A major advantage of the market is the sheer efficiency brought about by the informational sensitivity of price signals. Greenies want to help the environment, but often don't know how best to achieve this. Some proposals seem to have mainly symbolic value, as their slight good consequences may be outweighed by the time and effort put into them, especially when opportunity costs are taken into account. PC claims that recycling is such an example:
[W]hen used items have real value -- Ferraris for example -- they don't need to be 'recycled,' they get sold. 'Recycled' is what happens to stuff with no value, or with so little value only a government regulation can make enough people care.
This is deceptive, however, because our current pseudo-market externalizes environmental costs. Price and cost thus come apart in a way that's far from ideal. However, if only we were to stop subsidizing polluters, then perhaps prices really would signal value.
(N.B. In response to these externalities, we must take care to tax the right thing.
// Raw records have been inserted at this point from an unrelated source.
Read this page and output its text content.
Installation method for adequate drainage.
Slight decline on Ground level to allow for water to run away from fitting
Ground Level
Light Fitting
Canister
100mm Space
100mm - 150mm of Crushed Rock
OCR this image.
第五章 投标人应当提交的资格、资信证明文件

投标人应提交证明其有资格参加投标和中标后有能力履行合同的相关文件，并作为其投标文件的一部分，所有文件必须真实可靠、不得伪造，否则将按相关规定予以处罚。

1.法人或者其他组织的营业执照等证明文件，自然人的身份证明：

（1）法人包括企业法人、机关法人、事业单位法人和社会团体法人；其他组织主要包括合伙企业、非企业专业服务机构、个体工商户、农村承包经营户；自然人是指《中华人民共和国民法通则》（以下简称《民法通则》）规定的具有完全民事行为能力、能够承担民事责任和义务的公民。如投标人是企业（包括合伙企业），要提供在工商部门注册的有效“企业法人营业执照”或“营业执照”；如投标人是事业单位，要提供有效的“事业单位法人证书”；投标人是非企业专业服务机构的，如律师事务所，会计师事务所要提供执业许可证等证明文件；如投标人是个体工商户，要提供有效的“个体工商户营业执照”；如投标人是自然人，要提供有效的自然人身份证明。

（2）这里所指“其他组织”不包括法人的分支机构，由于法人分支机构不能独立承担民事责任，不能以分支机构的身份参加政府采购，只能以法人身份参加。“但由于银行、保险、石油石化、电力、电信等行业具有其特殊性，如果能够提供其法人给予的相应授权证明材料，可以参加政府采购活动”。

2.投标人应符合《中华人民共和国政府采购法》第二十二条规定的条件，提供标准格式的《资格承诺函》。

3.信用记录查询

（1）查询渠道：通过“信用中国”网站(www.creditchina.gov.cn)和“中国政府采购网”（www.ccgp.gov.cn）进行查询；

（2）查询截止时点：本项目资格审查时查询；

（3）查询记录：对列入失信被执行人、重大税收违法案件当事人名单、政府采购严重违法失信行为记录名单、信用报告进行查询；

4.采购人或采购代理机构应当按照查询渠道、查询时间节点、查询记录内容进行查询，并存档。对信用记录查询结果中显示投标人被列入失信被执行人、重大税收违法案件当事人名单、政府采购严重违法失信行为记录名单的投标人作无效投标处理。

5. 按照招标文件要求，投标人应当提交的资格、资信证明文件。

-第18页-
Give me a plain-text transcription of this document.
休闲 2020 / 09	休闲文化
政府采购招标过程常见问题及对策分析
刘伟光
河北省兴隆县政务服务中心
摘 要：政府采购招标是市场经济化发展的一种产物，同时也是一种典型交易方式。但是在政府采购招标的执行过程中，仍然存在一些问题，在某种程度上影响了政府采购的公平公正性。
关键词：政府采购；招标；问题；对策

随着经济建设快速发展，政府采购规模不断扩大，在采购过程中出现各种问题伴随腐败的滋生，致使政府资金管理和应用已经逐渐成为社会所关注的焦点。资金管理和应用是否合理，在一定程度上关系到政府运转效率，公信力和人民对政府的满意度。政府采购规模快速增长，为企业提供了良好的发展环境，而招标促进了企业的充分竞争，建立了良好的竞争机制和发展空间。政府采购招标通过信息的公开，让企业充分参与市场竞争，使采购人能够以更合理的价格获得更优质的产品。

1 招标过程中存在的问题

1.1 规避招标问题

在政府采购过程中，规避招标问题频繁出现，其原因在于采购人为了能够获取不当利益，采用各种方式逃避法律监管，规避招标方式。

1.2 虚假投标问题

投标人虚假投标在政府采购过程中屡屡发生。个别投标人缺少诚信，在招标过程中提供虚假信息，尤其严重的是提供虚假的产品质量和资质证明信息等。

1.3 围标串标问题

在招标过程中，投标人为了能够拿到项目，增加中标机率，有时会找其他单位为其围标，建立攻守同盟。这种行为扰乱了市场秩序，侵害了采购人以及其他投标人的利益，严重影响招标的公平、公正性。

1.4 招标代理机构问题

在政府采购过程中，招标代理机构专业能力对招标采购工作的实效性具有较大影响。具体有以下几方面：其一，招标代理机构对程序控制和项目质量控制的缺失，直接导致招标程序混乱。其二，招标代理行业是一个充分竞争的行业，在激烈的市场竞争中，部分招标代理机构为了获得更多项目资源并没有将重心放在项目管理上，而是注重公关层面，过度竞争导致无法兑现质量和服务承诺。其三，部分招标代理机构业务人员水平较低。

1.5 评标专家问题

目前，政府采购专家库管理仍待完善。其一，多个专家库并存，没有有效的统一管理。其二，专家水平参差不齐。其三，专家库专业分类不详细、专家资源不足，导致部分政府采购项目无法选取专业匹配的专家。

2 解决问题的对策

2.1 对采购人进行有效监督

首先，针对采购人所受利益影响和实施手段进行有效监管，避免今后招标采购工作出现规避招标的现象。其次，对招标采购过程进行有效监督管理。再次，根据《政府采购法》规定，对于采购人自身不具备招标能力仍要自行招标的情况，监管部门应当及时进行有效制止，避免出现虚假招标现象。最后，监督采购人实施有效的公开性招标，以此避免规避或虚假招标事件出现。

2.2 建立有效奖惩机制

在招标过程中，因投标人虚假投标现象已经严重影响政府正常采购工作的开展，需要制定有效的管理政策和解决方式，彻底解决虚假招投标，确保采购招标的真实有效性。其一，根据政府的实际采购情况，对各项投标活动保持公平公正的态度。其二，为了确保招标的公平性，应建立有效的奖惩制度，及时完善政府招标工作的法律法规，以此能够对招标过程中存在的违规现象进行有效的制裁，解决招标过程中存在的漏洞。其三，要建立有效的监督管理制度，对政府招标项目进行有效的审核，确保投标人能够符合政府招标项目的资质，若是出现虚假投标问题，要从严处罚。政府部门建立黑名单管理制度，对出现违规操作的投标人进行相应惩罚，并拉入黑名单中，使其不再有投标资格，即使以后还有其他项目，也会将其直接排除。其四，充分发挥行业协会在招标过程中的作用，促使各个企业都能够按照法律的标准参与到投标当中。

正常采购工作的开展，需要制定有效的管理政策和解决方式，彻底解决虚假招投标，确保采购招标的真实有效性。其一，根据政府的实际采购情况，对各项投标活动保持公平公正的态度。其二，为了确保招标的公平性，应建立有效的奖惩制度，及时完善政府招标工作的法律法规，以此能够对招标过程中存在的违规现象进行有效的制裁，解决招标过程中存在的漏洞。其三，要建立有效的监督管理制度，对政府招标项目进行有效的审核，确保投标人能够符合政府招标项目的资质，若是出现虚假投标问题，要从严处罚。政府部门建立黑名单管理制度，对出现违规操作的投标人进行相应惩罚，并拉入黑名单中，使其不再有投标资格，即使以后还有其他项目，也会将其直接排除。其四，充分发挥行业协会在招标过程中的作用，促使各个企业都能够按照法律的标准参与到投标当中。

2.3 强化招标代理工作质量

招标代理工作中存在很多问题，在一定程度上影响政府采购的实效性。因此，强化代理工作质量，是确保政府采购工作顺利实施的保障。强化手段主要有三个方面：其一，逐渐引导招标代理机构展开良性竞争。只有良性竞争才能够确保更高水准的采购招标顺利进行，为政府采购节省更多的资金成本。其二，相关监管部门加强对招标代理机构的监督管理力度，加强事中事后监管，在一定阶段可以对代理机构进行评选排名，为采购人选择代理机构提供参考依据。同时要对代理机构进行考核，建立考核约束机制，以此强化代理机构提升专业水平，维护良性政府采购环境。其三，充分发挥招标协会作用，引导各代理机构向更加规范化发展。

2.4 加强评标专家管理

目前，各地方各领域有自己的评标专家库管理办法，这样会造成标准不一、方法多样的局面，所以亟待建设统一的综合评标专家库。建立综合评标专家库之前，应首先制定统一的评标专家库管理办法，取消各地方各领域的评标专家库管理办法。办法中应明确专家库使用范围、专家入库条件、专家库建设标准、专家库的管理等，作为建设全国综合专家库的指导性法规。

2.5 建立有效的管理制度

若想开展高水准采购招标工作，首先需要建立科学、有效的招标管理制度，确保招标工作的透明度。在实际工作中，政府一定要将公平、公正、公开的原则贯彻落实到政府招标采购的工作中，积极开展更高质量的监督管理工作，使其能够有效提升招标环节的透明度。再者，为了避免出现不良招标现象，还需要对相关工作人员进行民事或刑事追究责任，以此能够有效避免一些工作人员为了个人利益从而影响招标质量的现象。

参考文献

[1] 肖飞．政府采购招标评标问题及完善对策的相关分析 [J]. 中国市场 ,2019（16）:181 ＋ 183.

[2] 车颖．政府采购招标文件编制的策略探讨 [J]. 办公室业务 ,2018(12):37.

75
The Greens want to "link car registration charges with fuel efficiency", so as to "reward people who bought “environmentally sensible” cars." But this seems to fetishize a 'means' over the 'end'. What really matters here is the fuel use itself, not the efficiency with which it's used. So, as Kiwi Pundit points out, we would do better to increase fuel taxes instead. This direct approach will indirectly incentivize such derivative goods as fuel-efficiency anyway. But it avoids various inefficiencies that would arise from confusing the means and ends in this case.)
Brad Templeton explains how buying energy efficient cars or home solar panels could actually be "bad for the environment, compared to the choice of buying carbon credits, which is to say bribing existing polluters to cut back their output":
The answer, right now, is that it’s far easier and cheaper to reduce pollution by cutting output at the big polluting factories and power plants. A dollar spent there does an order of magnitude more to cut pollution than a dollar spent on personal PV panels or a personal hybrid car.
Markets are thus important because prices signal information about ease and efficiency, and so can help us to identify how we can do the most good. Or, as Brad puts it:
A working credit system (and I’m not ready to make the final claim that we have one) creates a market that focuses the money on the places where you can get the most bang for your buck in pollution reduction. A working credit system means you don’t work on your own house because you can spend the money getting somebody else’s far less efficient house in order first. Sometimes people justify their own solar panels or Prius by saying that they want to do something, and they can’t do anything about the big power plant. But with a credit system that’s exactly what they can, and should do — until the markets change and it makes sense to spend money on your own car.
Internalizing costs through the market is also superior to heavy-handed regulation in terms of human freedom. Consider my old post on urban sprawl: outward development imposes significant public costs, and statists in local government respond to this with zoning regulations to prevent or restrict the harmful activity of expanding development. A better solution might be to internalize the costs, say by requiring developers to pay for the requisite public infrastructure (presumably passing this along in the form of higher housing prices), and charging higher rates to peripheral real estate in order to meet the ongoing costs of sprawl.
This would give more people the freedom to live in suburbs if they so wish, without subsidizing their choice as our current pseudo-market does. If people want the suburban lifestyle enough to be willing to pay for the indirect costs, then why stand in their way? A market system, with true costs appropriately internalized, strikes me as an institution with great potential for enabling humanity.